Cara merawat batik, berbeda dengan kain biasa. tahukah Anda kalau shampoo, buah lerak, kulit jeruk bisa dipakai untuk merawat batik?
Batik mencirikan kebudayaan Indonesia. Bukan orang Indonesia namanya jika tidak mempunyai batik. hampir seluruh orang di Indonesia mempunyai batik, entah itu dari bagian seragam kantor/sekolah atau sekedar koleksi buat kondangan. Namun, beberapa orang mengeluh karena masalah perawatan yang agak repot. keluhan pertama dari batik adalah warnanya yang harus tetap dijaga supaya awet. Nah, berikut ini adalah tips-tips untuk merawat batik :


  1. Anda bisa mencuci kain batik dengan shampoo. Caranya yaitu dengan melarutkan shampoo di air sampai tak ada bagian yang mengental, lalu celupkan kain batik tersebut.
  2. alternatif lain adalah dengan mencucinya dengan menggunakan buah lerak atau daun dilem sampai mengeluarkan busa, kemudian celumpkan kain batik tersebut. Aroma buah lerak ini mampu mencegah munculnya hewan kecil yang bisa merusak kain batik.
  3. Saat mencuci batik, jangan memakai detergen dan jangan menggosok. Jika kain tidak terlalu kotor, cukuplah direndam di air hangat. Jika kain benar-benar kotor, maka bisa dihilangkan dengan menggunakan sabun mandi atau kulit jeruk. Caranya yaitu dengan mengusapkan sabun mandi atau kulit jeruk pada bagian yang kotor dan tunggu sampai hilang.
  4. Jangan sekali-kali mencuci batik dengan mesin cuci karena bisa merusak tekstur kain dan warnanya.
  5. Jangan meremas kain/pakaian batik saat akan dijemur. Dan jemurlah pada tempat yang teduh karena cukup diangin-anginkan saja.
  6. Saat menjemurnya, tarik bagian tepi batik secara perlahan agar serat yang terlipat kembali ke posisi semula.
  7. Pada tahap penyetrikaan, kain batik dibasahi dengan air terlebih dahulu, lalu tumpangkan kain di atasnya, baru disetrika.

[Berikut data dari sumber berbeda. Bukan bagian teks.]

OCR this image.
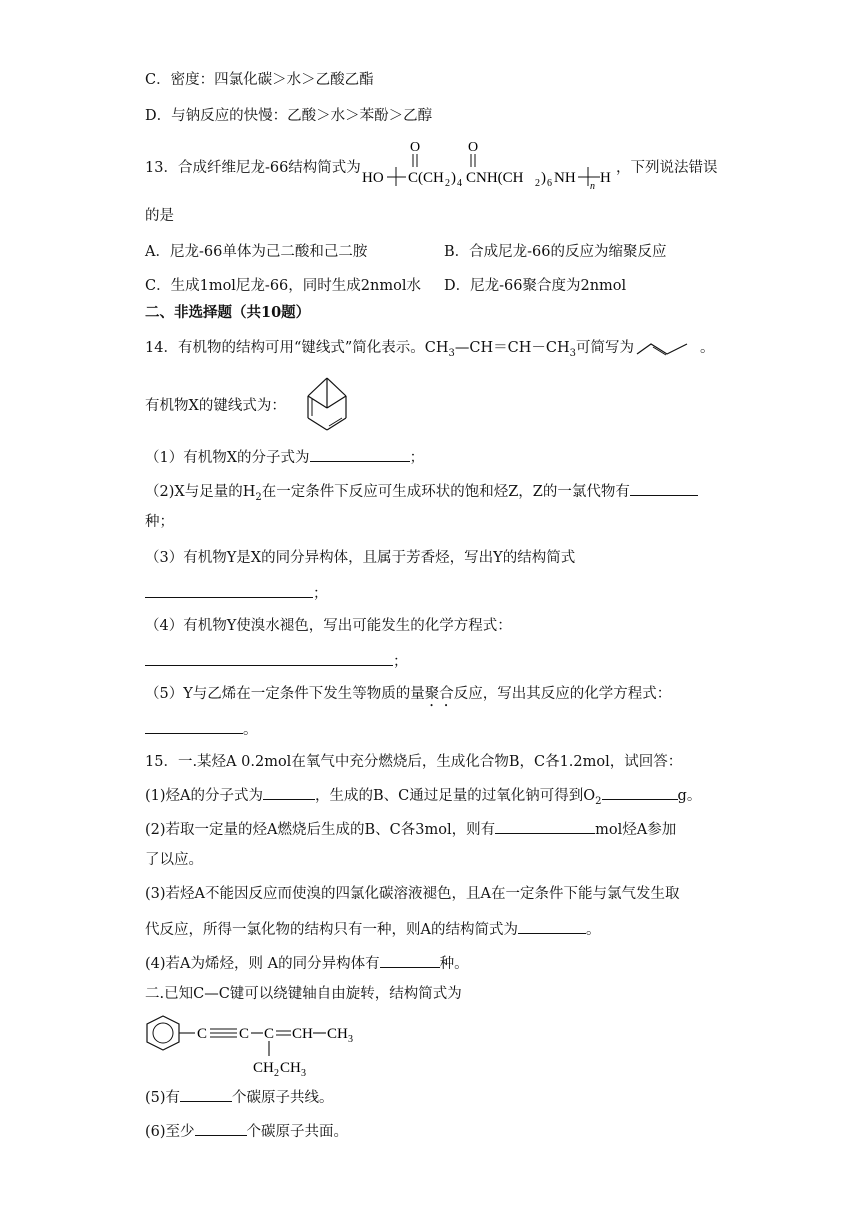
C．密度：四氯化碳＞水＞乙酸乙酯
D．与钠反应的快慢：乙酸＞水＞苯酚＞乙醇
13．合成纤维尼龙-66结构简式为
O	O
HO C(CH 2 ) 4 CNH(CH 2 ) 6 NH
n
H
，下列说法错误
的是
A．尼龙-66单体为己二酸和己二胺	B．合成尼龙-66的反应为缩聚反应
C．生成1mol尼龙-66，同时生成2nmol水 D．尼龙-66聚合度为2nmol
二、非选择题（共10题）
14．有机物的结构可用“键线式”简化表示。$CH_3—CH=CH-CH_3$可简写为	。
有机物X的键线式为：
（1）有机物X的分子式为	；
（2)X与足量的$H_2$在一定条件下反应可生成环状的饱和烃Z，Z的一氯代物有
种；
（3）有机物Y是X的同分异构体，且属于芳香烃，写出Y的结构简式
；
（4）有机物Y使溴水褪色，写出可能发生的化学方程式：
；
（5）Y与乙烯在一定条件下发生等物质的量聚合反应，写出其反应的化学方程式：
。
15．一.某烃A 0.2mol在氧气中充分燃烧后，生成化合物B，C各1.2mol，试回答：
(1)烃A的分子式为	，生成的B、C通过足量的过氧化钠可得到$O_2$	g。
(2)若取一定量的烃A燃烧后生成的B、C各3mol，则有	mol烃A参加
了以应。
(3)若烃A不能因反应而使溴的四氯化碳溶液褪色，且A在一定条件下能与氯气发生取
代反应，所得一氯化物的结构只有一种，则A的结构简式为	。
(4)若A为烯烃，则 A的同分异构体有	种。
二.已知C—C键可以绕键轴自由旋转，结构简式为
C C C CH CH 3
CH 2 CH 3
(5)有	个碳原子共线。
(6)至少	个碳原子共面。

  8. Pada batik tulis, bila ingin menambahi pewangi, maka semprotkan pewangi itu ke atas sehelai kain yang menutupi kain batik tersebut.
  9. Simpan kain batik di dalam plastik agar tidak dimakan ngengat. Jika disimpan di dalam lemari, jangan beri lemari dengan kapur barus karena dapat merusak batik.
  10. Cara lain agar tidak dimakan ngengat, beri sedikit merica yang dibungkus tisu di lemari penyimpanan batik. Atau letakkan akar wangi yang sudah dua kali dicelup dalam air panas dan dijemur hingga kering.